La semana pasada le fue entregada la Espiga de Honor de la Seminci (Valladolid) a la actriz Charo López. Estas líneas quieren ser un personal homenaje a la gran profesional que fue y sigue siendo esta mujer que ayudó a traer la modernidad a nuestro país. Porque el presente de Charo López, como persona y como actriz, estará siempre enaltecido por su pasado, pues para muchos jóvenes de mi generación, fue el ejemplo de la mujer atrevida y desenfadada que irrumpía espectacularmente en aquella España devota y ñoña de mediados de los 60. Su belleza era rotunda, pero cercana, entre la serenidad de la mujer castellana y la perfección de las Venus de Grecia. Hasta que apareció ella en las pantallas, el modelo ideal, pero inaccesible, eran esas chicas rubias extranjeras que venían a tomar el sol a nuestras playas, montadas en una bicicleta con cestito en el manillar, en el que llevaban un escueto biquini y un libro de Albert Camus.

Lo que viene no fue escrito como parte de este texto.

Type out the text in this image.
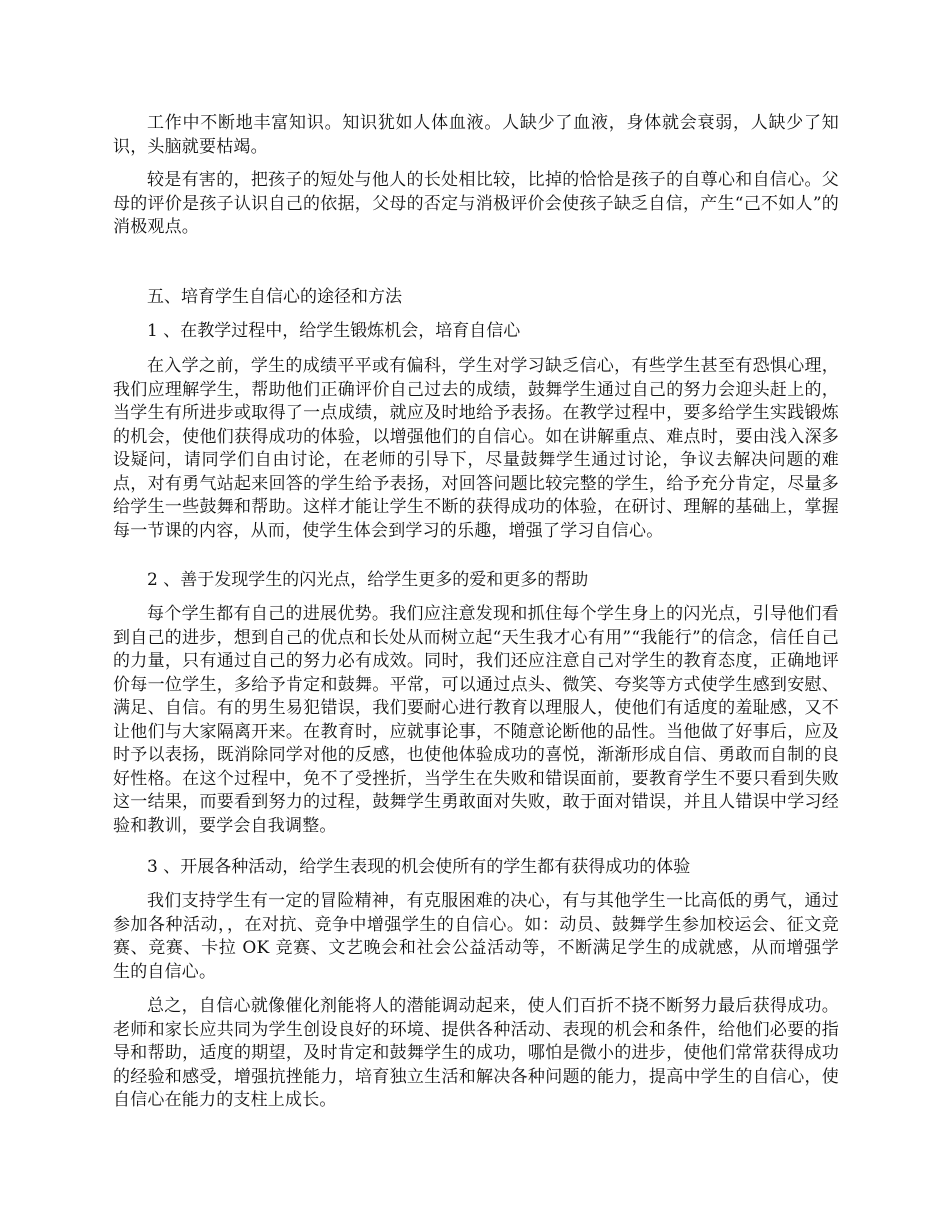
工作中不断地丰富知识。知识犹如人体血液。人缺少了血液，身体就会衰弱，人缺少了知识，头脑就要枯竭。

较是有害的，把孩子的短处与他人的长处相比较，比掉的恰恰是孩子的自尊心和自信心。父母的评价是孩子认识自己的依据，父母的否定与消极评价会使孩子缺乏自信，产生“己不如人”的消极观点。

五、培育学生自信心的途径和方法

1 、在教学过程中，给学生锻炼机会，培育自信心

在入学之前，学生的成绩平平或有偏科，学生对学习缺乏信心，有些学生甚至有恐惧心理，我们应理解学生，帮助他们正确评价自己过去的成绩，鼓舞学生通过自己的努力会迎头赶上的，当学生有所进步或取得了一点成绩，就应及时地给予表扬。在教学过程中，要多给学生实践锻炼的机会，使他们获得成功的体验，以增强他们的自信心。如在讲解重点、难点时，要由浅入深多设疑问，请同学们自由讨论，在老师的引导下，尽量鼓舞学生通过讨论，争议去解决问题的难点，对有勇气站起来回答的学生给予表扬，对回答问题比较完整的学生，给予充分肯定，尽量多给学生一些鼓舞和帮助。这样才能让学生不断的获得成功的体验，在研讨、理解的基础上，掌握每一节课的内容，从而，使学生体会到学习的乐趣，增强了学习自信心。

2 、善于发现学生的闪光点，给学生更多的爱和更多的帮助

每个学生都有自己的进展优势。我们应注意发现和抓住每个学生身上的闪光点，引导他们看到自己的进步，想到自己的优点和长处从而树立起“天生我才心有用”“我能行”的信念，信任自己的力量，只有通过自己的努力必有成效。同时，我们还应注意自己对学生的教育态度，正确地评价每一位学生，多给予肯定和鼓舞。平常，可以通过点头、微笑、夸奖等方式使学生感到安慰、满足、自信。有的男生易犯错误，我们要耐心进行教育以理服人，使他们有适度的羞耻感，又不让他们与大家隔离开来。在教育时，应就事论事，不随意论断他的品性。当他做了好事后，应及时予以表扬，既消除同学对他的反感，也使他体验成功的喜悦，渐渐形成自信、勇敢而自制的良好性格。在这个过程中，免不了受挫折，当学生在失败和错误面前，要教育学生不要只看到失败这一结果，而要看到努力的过程，鼓舞学生勇敢面对失败，敢于面对错误，并且人错误中学习经验和教训，要学会自我调整。

3 、开展各种活动，给学生表现的机会使所有的学生都有获得成功的体验

我们支持学生有一定的冒险精神，有克服困难的决心，有与其他学生一比高低的勇气，通过参加各种活动，，在对抗、竞争中增强学生的自信心。如：动员、鼓舞学生参加校运会、征文竞赛、竞赛、卡拉 OK 竞赛、文艺晚会和社会公益活动等，不断满足学生的成就感，从而增强学生的自信心。

总之，自信心就像催化剂能将人的潜能调动起来，使人们百折不挠不断努力最后获得成功。老师和家长应共同为学生创设良好的环境、提供各种活动、表现的机会和条件，给他们必要的指导和帮助，适度的期望，及时肯定和鼓舞学生的成功，哪怕是微小的进步，使他们常常获得成功的经验和感受，增强抗挫能力，培育独立生活和解决各种问题的能力，提高中学生的自信心，使自信心在能力的支柱上成长。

Charo López fue un caso distinto. Desde que la descubrimos en el cine, la empezamos a ver como una chica de las nuestras, guapísima, pero mucho más próxima. No sólo por su belleza tan personal y fascinante, sino por su forma de ser y su personalidad, no dejaba indiferente a nadie. Ella lo sabía, pero no quería darse por enterada. La naturaleza le había regalado una belleza explosiva, muy personal, con el perfil de las monedas romanas.

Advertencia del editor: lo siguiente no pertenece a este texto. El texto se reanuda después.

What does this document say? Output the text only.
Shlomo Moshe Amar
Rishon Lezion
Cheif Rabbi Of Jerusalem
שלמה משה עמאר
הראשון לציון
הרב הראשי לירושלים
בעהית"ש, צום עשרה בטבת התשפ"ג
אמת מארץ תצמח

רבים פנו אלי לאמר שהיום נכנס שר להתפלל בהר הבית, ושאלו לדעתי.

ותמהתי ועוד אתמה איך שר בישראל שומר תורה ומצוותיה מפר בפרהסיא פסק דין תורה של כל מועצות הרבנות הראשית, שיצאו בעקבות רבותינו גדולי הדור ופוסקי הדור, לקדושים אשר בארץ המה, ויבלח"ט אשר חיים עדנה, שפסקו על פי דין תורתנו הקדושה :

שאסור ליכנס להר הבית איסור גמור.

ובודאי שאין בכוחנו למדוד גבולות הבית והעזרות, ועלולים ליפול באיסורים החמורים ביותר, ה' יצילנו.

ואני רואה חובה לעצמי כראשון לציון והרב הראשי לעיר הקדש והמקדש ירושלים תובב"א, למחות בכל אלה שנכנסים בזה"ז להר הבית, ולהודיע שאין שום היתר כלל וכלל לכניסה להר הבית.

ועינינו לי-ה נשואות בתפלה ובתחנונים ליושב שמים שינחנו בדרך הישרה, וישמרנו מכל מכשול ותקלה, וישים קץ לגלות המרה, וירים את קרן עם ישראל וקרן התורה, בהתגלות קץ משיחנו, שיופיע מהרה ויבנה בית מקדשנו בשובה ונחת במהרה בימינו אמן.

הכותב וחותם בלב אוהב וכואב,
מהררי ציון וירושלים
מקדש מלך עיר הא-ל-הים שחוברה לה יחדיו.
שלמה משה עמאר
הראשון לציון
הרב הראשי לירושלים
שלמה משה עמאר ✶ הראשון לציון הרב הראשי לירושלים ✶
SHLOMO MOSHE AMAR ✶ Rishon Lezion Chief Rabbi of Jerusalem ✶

Ya cuando era una chica en su Salamanca natal, al cruzar la Plaza Mayor camino de la Facultad de Filosofía y Letras, en la que estudiaba, se hacía un silencio expectante en las tertulias masculinas de las terrazas. Viene luego su traslado a Madrid, y su aparición en las pantallas encandiló desde el primer momento a todo tipo de público, incluido el femenino. Era una mujer joven y atractiva, muy distinta a las folklóricas españolas que veíamos en la televisión o en el cine. Pero no era sólo su cara y su figura lo que impresionaba. Era, sobre todo, su desenvoltura, su naturalidad, su descaro para vivir la vida y su apuesta por la libertad. Con ella nacía la nueva mujer española. Ese fue su mayor mérito. Trabajó con los mejores directores del momento e interpretó papeles inolvidables, en películas y en series televisivas, como en Fortunata y Jacinta, La colmena, Los gozos y las sombras, o Secretos del corazón.

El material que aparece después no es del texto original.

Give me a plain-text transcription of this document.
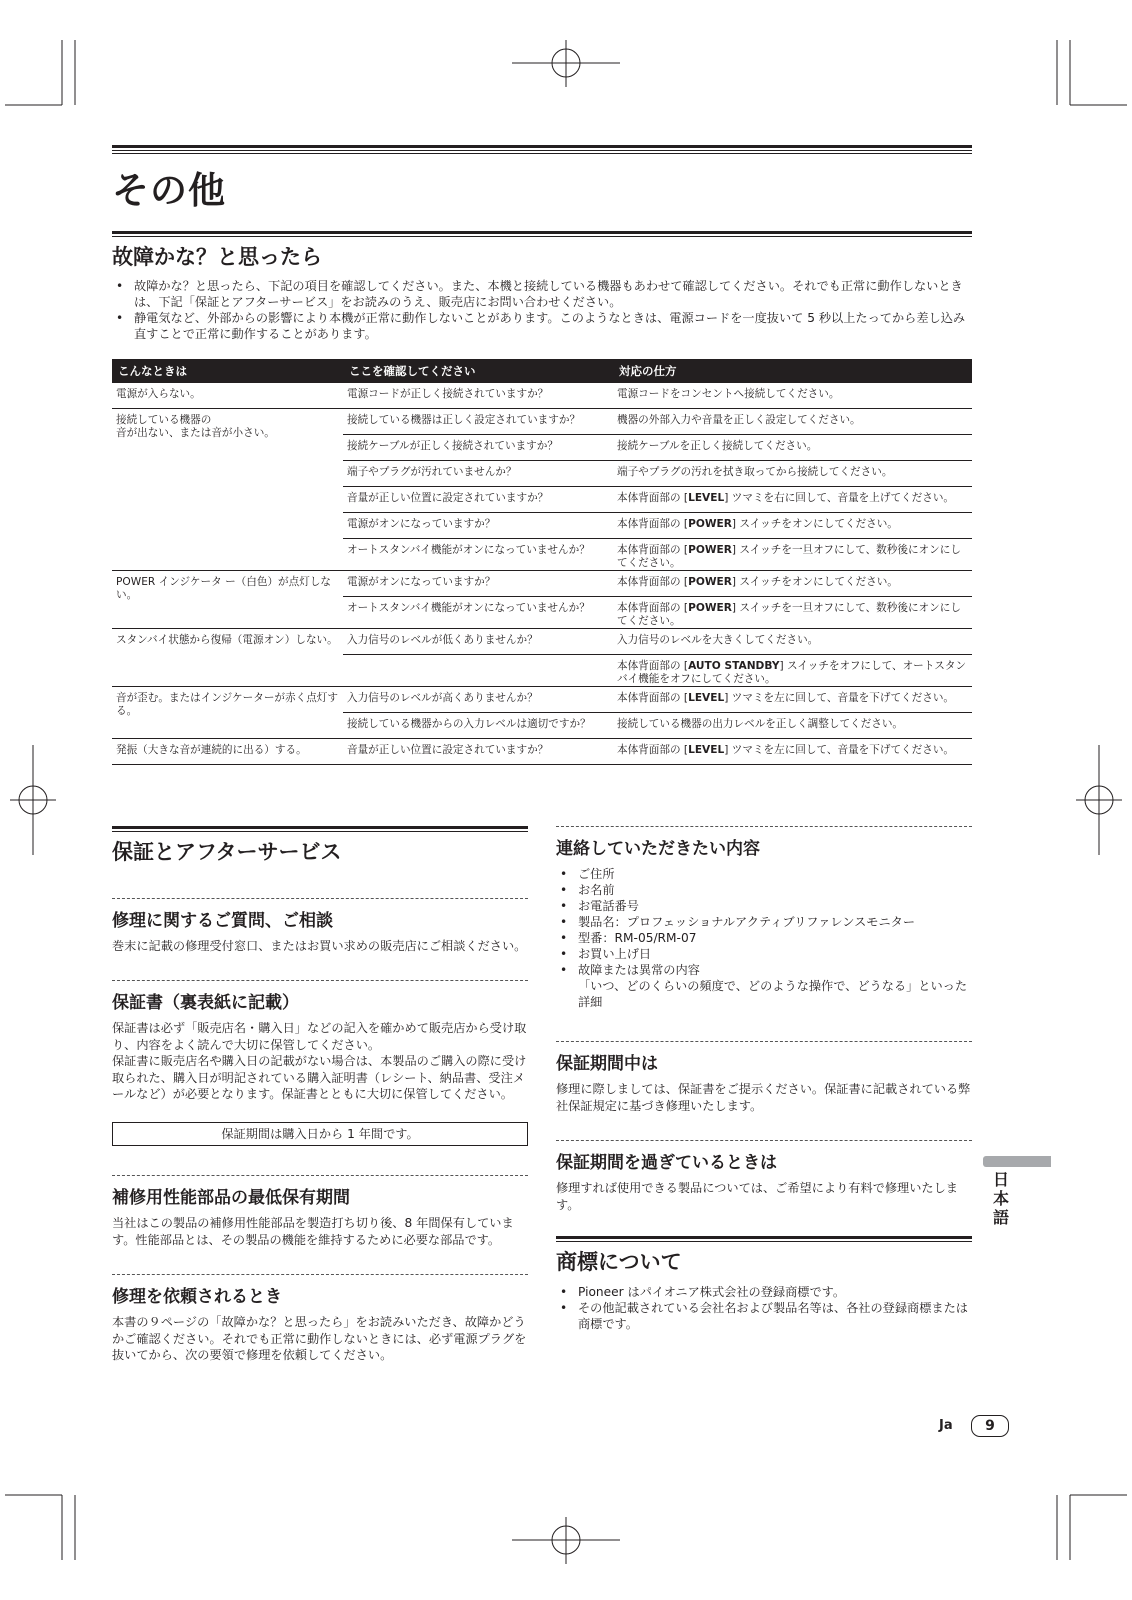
その他
故障かな？と思ったら
• 故障かな？と思ったら、下記の項目を確認してください。また、本機と接続している機器もあわせて確認してください。それでも正常に動作しないときは、下記「保証とアフターサービス」をお読みのうえ、販売店にお問い合わせください。
• 静電気など、外部からの影響により本機が正常に動作しないことがあります。このようなときは、電源コードを一度抜いて 5 秒以上たってから差し込み直すことで正常に動作することがあります。
こんなときは	ここを確認してください	対応の仕方
電源が入らない。	電源コードが正しく接続されていますか？	電源コードをコンセントへ接続してください。
接続している機器の
音が出ない、または音が小さい。	接続している機器は正しく設定されていますか？	機器の外部入力や音量を正しく設定してください。
	接続ケーブルが正しく接続されていますか？	接続ケーブルを正しく接続してください。
	端子やプラグが汚れていませんか？	端子やプラグの汚れを拭き取ってから接続してください。
	音量が正しい位置に設定されていますか？	本体背面部の [LEVEL] ツマミを右に回して、音量を上げてください。
	電源がオンになっていますか？	本体背面部の [POWER] スイッチをオンにしてください。
	オートスタンバイ機能がオンになっていませんか？	本体背面部の [POWER] スイッチを一旦オフにして、数秒後にオンにしてください。
POWER インジケータ ー（白色）が点灯しない。	電源がオンになっていますか？	本体背面部の [POWER] スイッチをオンにしてください。
	オートスタンバイ機能がオンになっていませんか？	本体背面部の [POWER] スイッチを一旦オフにして、数秒後にオンにしてください。
スタンバイ状態から復帰（電源オン）しない。	入力信号のレベルが低くありませんか？	入力信号のレベルを大きくしてください。
		本体背面部の [AUTO STANDBY] スイッチをオフにして、オートスタンバイ機能をオフにしてください。
音が歪む。またはインジケーターが赤く点灯する。	入力信号のレベルが高くありませんか？	本体背面部の [LEVEL] ツマミを左に回して、音量を下げてください。
	接続している機器からの入力レベルは適切ですか？	接続している機器の出力レベルを正しく調整してください。
発振（大きな音が連続的に出る）する。	音量が正しい位置に設定されていますか？	本体背面部の [LEVEL] ツマミを左に回して、音量を下げてください。
保証とアフターサービス
修理に関するご質問、ご相談

巻末に記載の修理受付窓口、またはお買い求めの販売店にご相談ください。

保証書（裏表紙に記載）

保証書は必ず「販売店名・購入日」などの記入を確かめて販売店から受け取り、内容をよく読んで大切に保管してください。
保証書に販売店名や購入日の記載がない場合は、本製品のご購入の際に受け取られた、購入日が明記されている購入証明書（レシート、納品書、受注メールなど）が必要となります。保証書とともに大切に保管してください。

保証期間は購入日から 1 年間です。
補修用性能部品の最低保有期間

当社はこの製品の補修用性能部品を製造打ち切り後、8 年間保有しています。性能部品とは、その製品の機能を維持するために必要な部品です。

修理を依頼されるとき

本書の９ページの「故障かな？と思ったら」をお読みいただき、故障かどうかご確認ください。それでも正常に動作しないときには、必ず電源プラグを抜いてから、次の要領で修理を依頼してください。

連絡していただきたい内容
• ご住所
• お名前
• お電話番号
• 製品名：プロフェッショナルアクティブリファレンスモニター
• 型番：RM-05/RM-07
• お買い上げ日
• 故障または異常の内容
「いつ、どのくらいの頻度で、どのような操作で、どうなる」といった詳細
保証期間中は

修理に際しましては、保証書をご提示ください。保証書に記載されている弊社保証規定に基づき修理いたします。

保証期間を過ぎているときは

修理すれば使用できる製品については、ご希望により有料で修理いたします。

商標について
• Pioneer はパイオニア株式会社の登録商標です。
• その他記載されている会社名および製品名等は、各社の登録商標または商標です。
日
本
語
Ja	9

Conocí y traté a Charo López en el 2010, cuando la invitamos a Ferrol con motivo del centenario de Torrente Ballester. No me encontré a aquella fascinante Clara Aldán, de Los gozos y las sombras, sino a una mujer madura, de belleza sosegada, muy alejada del papel de diva que tampoco quiso ser nunca, aunque su enorme popularidad nos lo hiciese creer. Estuvo amable y simpática con todos cuantos se acercaron a ella y se mostró encantada de estar en la ciudad de Torrente Ballester, su gran valedor (y primer admirador) para la interpretación de un personaje tan a su medida como Clara Aldán.

No era, lógicamente, aquella belleza que recordábamos de sus películas, pero la sala abarrotada de la Fundación Caixa Galicia se rindió pronto a sus otros encantos más duraderos e importantes, empezando por su sencillez y su sólida personalidad. Es que los mitos no envejecen nunca.